University of Edinburgh

I think the work Sikh Sanjog is doing is very valuable as it targets a minority group within a minority group, something which is all the more poignant in the current political climate. It supports women with such a diverse range of issues, from having a community through to mental health issues.

Tineke Broer – Research Fellow University of Edinburgh

Glasgow Coalition for Racial Equality and Rights

Sikh Sanjog have been a valuable member of the Scottish Parliament’s Cross Party Group on racial equality for many years now, and have contributed to a large number of issues. They bring a perspective on issues that reflects the actual lived lives of their particular service users, and this insight is essential in developing better policies and practices on racial equality in Scotland. It is especially useful to have the views of minority ethnic women articulated in the Parliament, and Sikh Sanjog is one of a very small number of groups who is able to relay this voice directly to members of the Scottish Parliament.

Jatin Haria – Glasgow Coalition for Racial Equality and Rights

Police Scotland

Having previously had limited personal knowledge on Sikhism… Sikh Sanjog have been able to offer a clear perspective relating not only to the religious requirements of the faith but also barriers faced by women in particular. Their latest report, ‘the invisible women’ has been helpful in understanding such key issues. I also feel I have developed a trusting relationship with Sikh Sanjog whereon both formal and informal discussions can take place comfortably. The interaction with Sikh Sanjog and guidance from them has been productive and positive and will continue to be invaluable to assist me in supporting my frontline colleagues.

Constable Grant Robertson – Police Scotland

Scottish Labour Party

Sikh Sanjog provides an invaluable service to the Edinburgh based Sikh community, particularly women and young people. Their understanding of what the community needs and the lived experiences of those running the services is what sets it apart from other support services.
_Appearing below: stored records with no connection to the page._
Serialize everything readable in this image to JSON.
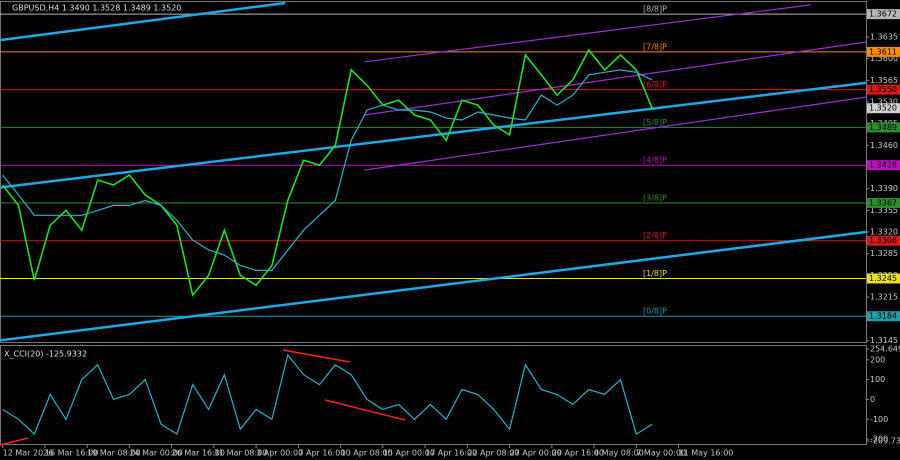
{
  "chart_data": [
    {
      "type": "line",
      "title": "GBPUSD,H4  1.3490 1.3528 1.3489 1.3520",
      "x": [
        0,
        6,
        12,
        18,
        24,
        30,
        36,
        42,
        48,
        54,
        60,
        66,
        72,
        78,
        84,
        90,
        96,
        102,
        108,
        114,
        120,
        126,
        132,
        138,
        144,
        150,
        156,
        162,
        168,
        174,
        180,
        186,
        192,
        198,
        204,
        210,
        216,
        222,
        228,
        234,
        240,
        246
      ],
      "series": [
        {
          "color": "#22e022",
          "values": [
            1.3396,
            1.3363,
            1.3242,
            1.3331,
            1.3355,
            1.3323,
            1.3404,
            1.3396,
            1.3412,
            1.338,
            1.3363,
            1.3331,
            1.3218,
            1.325,
            1.3323,
            1.325,
            1.3234,
            1.3266,
            1.3371,
            1.3436,
            1.3428,
            1.346,
            1.3582,
            1.3557,
            1.3525,
            1.3533,
            1.3509,
            1.3501,
            1.3468,
            1.3533,
            1.3525,
            1.3493,
            1.3477,
            1.3606,
            1.3574,
            1.3541,
            1.3566,
            1.3614,
            1.3582,
            1.3606,
            1.3582,
            1.352
          ]
        },
        {
          "color": "#2ab4c8",
          "values": [
            1.3412,
            1.338,
            1.3347,
            1.3347,
            1.3347,
            1.3347,
            1.3355,
            1.3363,
            1.3363,
            1.3371,
            1.3363,
            1.3339,
            1.3307,
            1.3291,
            1.3283,
            1.3266,
            1.3258,
            1.3258,
            1.3291,
            1.3323,
            1.3347,
            1.3371,
            1.3468,
            1.3517,
            1.3525,
            1.3517,
            1.3517,
            1.3514,
            1.3504,
            1.3501,
            1.3514,
            1.3509,
            1.3504,
            1.3501,
            1.3541,
            1.3525,
            1.3541,
            1.3574,
            1.3578,
            1.3582,
            1.3578,
            1.3566
          ]
        }
      ],
      "xlim": [
        -1,
        327
      ],
      "xticks": [
        {
          "value": 0,
          "label": "12 Mar 2026"
        },
        {
          "value": 16,
          "label": "16 Mar 16:00"
        },
        {
          "value": 32,
          "label": "19 Mar 08:00"
        },
        {
          "value": 48,
          "label": "24 Mar 00:00"
        },
        {
          "value": 64,
          "label": "26 Mar 16:00"
        },
        {
          "value": 80,
          "label": "31 Mar 08:00"
        },
        {
          "value": 96,
          "label": "3 Apr 00:00"
        },
        {
          "value": 112,
          "label": "7 Apr 16:00"
        },
        {
          "value": 128,
          "label": "10 Apr 08:00"
        },
        {
          "value": 144,
          "label": "15 Apr 00:00"
        },
        {
          "value": 160,
          "label": "17 Apr 16:00"
        },
        {
          "value": 176,
          "label": "22 Apr 08:00"
        },
        {
          "value": 192,
          "label": "27 Apr 00:00"
        },
        {
          "value": 208,
          "label": "29 Apr 16:00"
        },
        {
          "value": 224,
          "label": "4 May 08:00"
        },
        {
          "value": 240,
          "label": "7 May 00:00"
        },
        {
          "value": 256,
          "label": "11 May 16:00"
        }
      ],
      "ylim": [
        1.3144,
        1.369
      ],
      "yticks": [
        1.3635,
        {
          "value": 1.36,
          "label": "1.3600"
        },
        1.3565,
        {
          "value": 1.353,
          "label": "1.3530"
        },
        1.3495,
        {
          "value": 1.346,
          "label": "1.3460"
        },
        1.3425,
        {
          "value": 1.339,
          "label": "1.3390"
        },
        1.3355,
        {
          "value": 1.332,
          "label": "1.3320"
        },
        1.3285,
        {
          "value": 1.325,
          "label": "1.3250"
        },
        1.3215,
        {
          "value": 1.318,
          "label": "1.3180"
        },
        1.3145
      ],
      "levels": [
        {
          "name": "[8/8]P",
          "value": 1.3672,
          "label": "1.3672",
          "color": "#b8b8b8"
        },
        {
          "name": "[7/8]P",
          "value": 1.3611,
          "label": "1.3611",
          "color": "#ff8c00"
        },
        {
          "name": "[6/8]P",
          "value": 1.355,
          "label": "1.3550",
          "color": "#d41a1a"
        },
        {
          "name": "[5/8]P",
          "value": 1.3489,
          "label": "1.3489",
          "color": "#2e8b2e"
        },
        {
          "name": "[4/8]P",
          "value": 1.3428,
          "label": "1.3428",
          "color": "#c010c0"
        },
        {
          "name": "[3/8]P",
          "value": 1.3367,
          "label": "1.3367",
          "color": "#2e8b2e"
        },
        {
          "name": "[2/8]P",
          "value": 1.3306,
          "label": "1.3306",
          "color": "#d41a1a"
        },
        {
          "name": "[1/8]P",
          "value": 1.3245,
          "label": "1.3245",
          "color": "#e8e020"
        },
        {
          "name": "[0/8]P",
          "value": 1.3184,
          "label": "1.3184",
          "color": "#20a0a8"
        }
      ],
      "last_price": {
        "value": 1.352,
        "label": "1.3520"
      },
      "trendlines": [
        {
          "color": "#1ea8e8",
          "x": [
            -1,
            327
          ],
          "y": [
            1.3392,
            1.3561
          ]
        },
        {
          "color": "#1ea8e8",
          "x": [
            -1,
            327
          ],
          "y": [
            1.3145,
            1.332
          ]
        },
        {
          "color": "#1ea8e8",
          "x": [
            -1,
            107
          ],
          "y": [
            1.363,
            1.369
          ]
        },
        {
          "color": "#9a30d8",
          "x": [
            137,
            306
          ],
          "y": [
            1.3595,
            1.3687
          ]
        },
        {
          "color": "#9a30d8",
          "x": [
            137,
            327
          ],
          "y": [
            1.3509,
            1.3627
          ]
        },
        {
          "color": "#9a30d8",
          "x": [
            137,
            327
          ],
          "y": [
            1.342,
            1.3538
          ]
        }
      ]
    },
    {
      "type": "line",
      "title": "X_CCI(20) -125.9332",
      "x": [
        0,
        6,
        12,
        18,
        24,
        30,
        36,
        42,
        48,
        54,
        60,
        66,
        72,
        78,
        84,
        90,
        96,
        102,
        108,
        114,
        120,
        126,
        132,
        138,
        144,
        150,
        156,
        162,
        168,
        174,
        180,
        186,
        192,
        198,
        204,
        210,
        216,
        222,
        228,
        234,
        240,
        246
      ],
      "series": [
        {
          "color": "#2ab4c8",
          "values": [
            -50,
            -100,
            -175,
            25,
            -100,
            100,
            175,
            0,
            25,
            100,
            -125,
            -175,
            75,
            -50,
            125,
            -150,
            -50,
            -100,
            225,
            125,
            75,
            175,
            125,
            0,
            -50,
            -25,
            -100,
            -25,
            -100,
            50,
            25,
            -50,
            -150,
            175,
            50,
            25,
            -25,
            50,
            25,
            100,
            -175,
            -125.9332
          ]
        }
      ],
      "xlim": [
        -1,
        327
      ],
      "ylim": [
        -209.733,
        254.6495
      ],
      "yticks": [
        254.6495,
        200,
        100,
        0,
        -100,
        -200,
        -209.733
      ]
    }
  ]
}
Community based support, coming from the community itself, is hugely empowering and a model we should be looking to support and sustain.

Whether it is youth work, services to support vulnerable women, opportunities for women to develop new skills or their enterprising Punjabi cafe, Sikh Sanjog are a crucial part of the Leith, and wider Edinburgh, network and I hope they will continue to exist and grow for a long time to come.